As the years have passed Apple has moved from the polycarbonate MacBooks and aluminum MacBook Pros to an all-aluminum lineup, and a few years ago they even introduced the MacBook Air. Currently your choices for a notebook from Apple are the MacBook Pro, available in 13 or 15-inch displays and the MacBook Air which is available in 11 or 13-inch models. Apple condensed its lineup to this more tight-knit family of notebooks to help show the benefit of each model and to better align customers to the model they need, which is a good thing. Within these two models however there is an assortment of sub-models. The question is, with technology catching up to itself, are these models really necessary and could Apple move to a single MacBook Line?
The MacBook Air
Sure, there are some things you can do on a MacBook Pro that you can’t do on a MacBook Air, but for the average consumer these are few and far between. The MacBook Air has inadvertently become the entry-level model of Apple notebook computers with the 11” model being just within reach of students and newer workers. This isn’t to say the 11” MacBook Air is cheap, but it’s the least expensive of the bunch.
The 13” Air comes with a 1.3GHz dual-core Intel Core i5 processor, 4GB of memory and a 256GB flash hard drive for about $1,300. You can up all of these stats for more money, but for the regular everyday Apple user, these are pretty good. Even if you up these to the Core i7, 512GB hard drive and 8GB of RAM you’re still under $2,000. Now, the graphics card is definitely less powerful and will only run a single Thunderbolt display, but not too many people looking at the Air will ever think of using two Thunderbolt displays. The HD Graphics 5000 card from Intel will be more than enough for even intensive video editing.
The MacBook Pro
The big kid on the block of course is the MacBook Pro. This beast of a notebook is available in 13 or 15-inch varieties and can have a 2.8GHz Core i7 processor, 16GB of RAM and 1TB of flash storage. This is obviously a lot beefier than the Air could be, but at just under $2,700, it’s a lot more expensive, too.
The video card in the MacBook Pro allows you to do full-screen video editing on two Thunderbolt displays while using the MacBook screen as well. This notebook is obviously aimed at someone far more, well, pro than the Air is. This leaves you to wonder, why do we need 5 different MacBook Pro and 2 Different MacBook Air models?
I believe that within two years Apple will merge the Air and Pro lines to make a single line of notebooks.
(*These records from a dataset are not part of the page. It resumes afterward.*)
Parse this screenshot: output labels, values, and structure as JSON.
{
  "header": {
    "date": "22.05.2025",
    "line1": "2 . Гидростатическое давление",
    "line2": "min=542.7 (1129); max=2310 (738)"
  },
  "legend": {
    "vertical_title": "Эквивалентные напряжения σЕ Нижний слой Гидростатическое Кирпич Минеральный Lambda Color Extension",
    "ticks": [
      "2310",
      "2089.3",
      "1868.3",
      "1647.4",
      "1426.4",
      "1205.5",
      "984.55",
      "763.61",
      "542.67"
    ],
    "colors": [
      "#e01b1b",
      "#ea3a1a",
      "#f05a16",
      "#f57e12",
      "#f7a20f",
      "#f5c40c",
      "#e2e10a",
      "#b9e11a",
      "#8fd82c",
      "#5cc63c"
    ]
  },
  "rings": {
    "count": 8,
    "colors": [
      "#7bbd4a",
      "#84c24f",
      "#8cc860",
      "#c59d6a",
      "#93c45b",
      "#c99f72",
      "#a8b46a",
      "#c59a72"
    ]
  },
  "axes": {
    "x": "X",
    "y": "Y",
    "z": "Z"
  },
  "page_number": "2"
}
The technology behind both product lines is starting to blur and it only makes sense to make things easier and less cluttered; something Apple is known for.
I propose that Apple will have three total notebook computers by 2015, possibly sooner. All will feature the wedge shape of the MacBook Air and the processing power of the MacBook Pro. The other features will be add-ons you can get when purchasing the computer from Apple at time of order.
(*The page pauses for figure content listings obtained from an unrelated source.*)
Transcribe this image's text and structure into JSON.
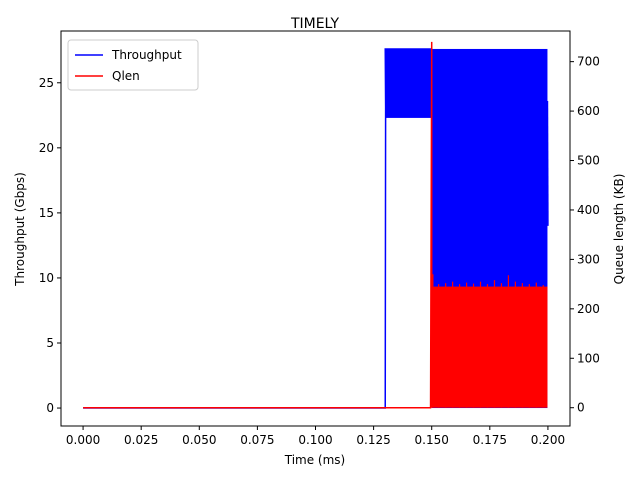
{
  "chart_data": {
    "type": "line",
    "title": "TIMELY",
    "xlabel": "Time (ms)",
    "ylabel_left": "Throughput (Gbps)",
    "ylabel_right": "Queue length (KB)",
    "xlim": [
      -0.0095,
      0.2095
    ],
    "ylim_left": [
      -1.38,
      28.98
    ],
    "ylim_right": [
      -37,
      762
    ],
    "x_ticks": [
      "0.000",
      "0.025",
      "0.050",
      "0.075",
      "0.100",
      "0.125",
      "0.150",
      "0.175",
      "0.200"
    ],
    "y_ticks_left": [
      "0",
      "5",
      "10",
      "15",
      "20",
      "25"
    ],
    "y_ticks_right": [
      "0",
      "100",
      "200",
      "300",
      "400",
      "500",
      "600",
      "700"
    ],
    "grid": false,
    "legend_position": "upper-left",
    "series": [
      {
        "name": "Throughput",
        "axis": "left",
        "color": "#0000ff",
        "segments": [
          {
            "x": [
              0.0,
              0.13,
              0.1302,
              0.1302,
              0.13,
              0.15,
              0.15
            ],
            "y": [
              0.0,
              0.0,
              27.6,
              22.3,
              27.6,
              27.6,
              22.3
            ]
          }
        ],
        "bands": [
          {
            "x": [
              0.13,
              0.15
            ],
            "y": [
              22.3,
              27.6
            ]
          },
          {
            "x": [
              0.15,
              0.1998
            ],
            "y": [
              0.0,
              27.6
            ]
          }
        ],
        "tail": {
          "x": [
            0.1998,
            0.2
          ],
          "y": [
            23.6,
            14.0
          ]
        }
      },
      {
        "name": "Qlen",
        "axis": "right",
        "color": "#ff0000",
        "segments": [
          {
            "x": [
              0.0,
              0.1495,
              0.15,
              0.15
            ],
            "y": [
              0.0,
              0.0,
              740,
              0.0
            ]
          }
        ],
        "bands": [
          {
            "x": [
              0.15,
              0.1998
            ],
            "y": [
              0.0,
              245
            ]
          }
        ],
        "spikes": {
          "x": [
            0.1505,
            0.153,
            0.156,
            0.159,
            0.162,
            0.165,
            0.168,
            0.171,
            0.174,
            0.177,
            0.18,
            0.183,
            0.186,
            0.189,
            0.192,
            0.195,
            0.198
          ],
          "y": [
            270,
            250,
            252,
            255,
            250,
            253,
            251,
            255,
            250,
            258,
            252,
            268,
            255,
            252,
            250,
            253,
            248
          ]
        }
      }
    ]
  }
}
The models I believe Apple will do this with are the 11-inch, 15-inch, and 17-inch. Currently Apple doesn’t offer a 17-inch MacBook Pro, possibly due to lack of demand and possibly due to cost of making Retina displays for a screen this large. Either way, with screen technology advancing I believe the 17-inch Pro will make a comeback. The 13-inch model will go the way of the buffalo, as it just isn’t a useful screen size when the 15-inch will be just as thin. The diminutive 11-inch is a great way to get future fanboys and fangirls into the Mac world, and it’s just easy to carry around.
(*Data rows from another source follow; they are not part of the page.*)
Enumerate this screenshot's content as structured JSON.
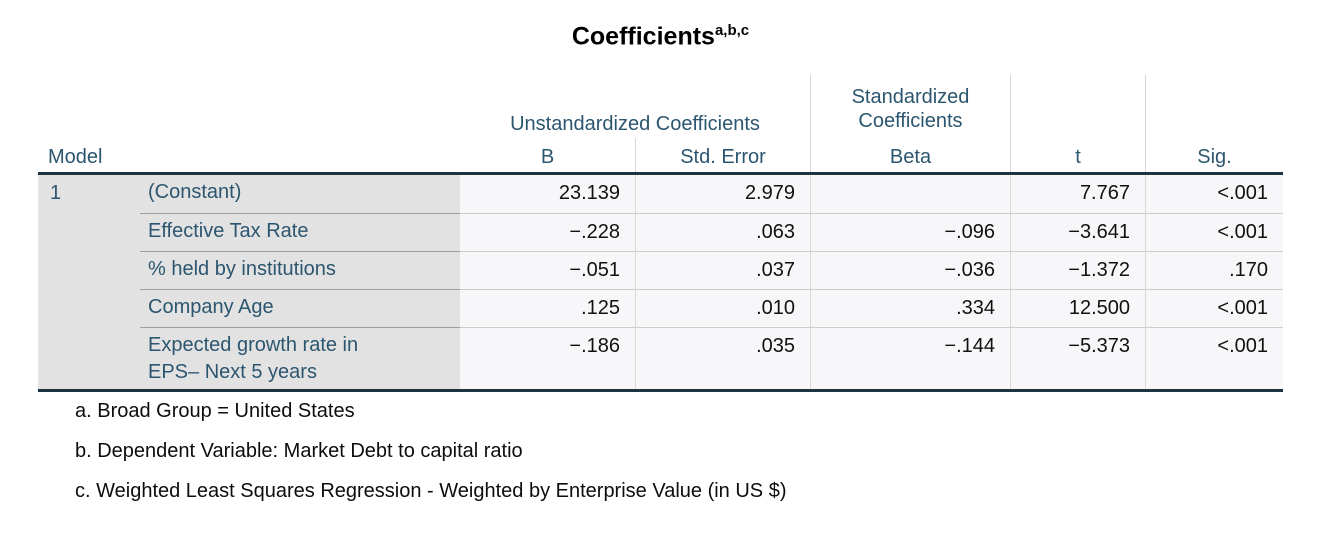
{
  "title": {
    "text": "Coefficients",
    "superscript": "a,b,c"
  },
  "chart_data": {
    "type": "table",
    "title": "Coefficients",
    "stub_header": "Model",
    "model_number": "1",
    "column_groups": [
      {
        "label": "Unstandardized Coefficients"
      },
      {
        "label": "Standardized Coefficients"
      }
    ],
    "columns": {
      "b": "B",
      "se": "Std. Error",
      "beta": "Beta",
      "t": "t",
      "sig": "Sig."
    },
    "rows": [
      {
        "label": "(Constant)",
        "b": "23.139",
        "se": "2.979",
        "beta": "",
        "t": "7.767",
        "sig": "<.001"
      },
      {
        "label": "Effective Tax Rate",
        "b": "−.228",
        "se": ".063",
        "beta": "−.096",
        "t": "−3.641",
        "sig": "<.001"
      },
      {
        "label": "% held by institutions",
        "b": "−.051",
        "se": ".037",
        "beta": "−.036",
        "t": "−1.372",
        "sig": ".170"
      },
      {
        "label": "Company Age",
        "b": ".125",
        "se": ".010",
        "beta": ".334",
        "t": "12.500",
        "sig": "<.001"
      },
      {
        "label": "Expected growth rate in EPS– Next 5 years",
        "b": "−.186",
        "se": ".035",
        "beta": "−.144",
        "t": "−5.373",
        "sig": "<.001"
      }
    ],
    "footnotes": [
      "a. Broad Group = United States",
      "b. Dependent Variable: Market Debt to capital ratio",
      "c. Weighted Least Squares Regression - Weighted by Enterprise Value (in US $)"
    ]
  },
  "colors": {
    "header_text": "#2c566f",
    "data_text": "#111111",
    "stub_background": "#e2e2e2",
    "data_background": "#f7f7f9",
    "heavy_rule": "#1d3340",
    "stub_separator": "#9e9e9e",
    "data_separator": "#cccccc",
    "column_divider": "#d6d6d6"
  }
}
The waters have become muddied as of late with multiple models of each major piece of the product lineup for Apple and something needs to be done to simplify things. This merging of notebooks is exactly what Apple needs to make the computer buying process a little easier and smoother.
Wins and Losses
Sure, the 15 and 17-inch MacBook Pros will have to lose some ports, but the smaller wedge-shape will give it a better look, feel, and as they’ve proven in the past Apple isn’t afraid to cut out components for aesthetics.
The lineup as a whole would win, however, as better processors would abound and parts would be more standardized. Instead of multiple models Apple might even offer a color or two, just like the iPhone 5S (no, I doubt we’ll see rainbow polycarbonate MacBooks any time soon)
Apple would be wise to tighten up their product lines and focus more on profitability and less on having so many models. While Apple still uses far fewer models than its competitors, history has shown that Apple does best with fewer choices and a pre-planned model lineup that is easy for a non tech-savvy customer to navigate.
By cleaning up their notebook product lineup, Apple will be back to the roots that made them as strong as they are today. In reality, I doubt this would really happen. The 17-inch MacBook Pro may never be revived, but as someone that loved the 17” machine I can hope.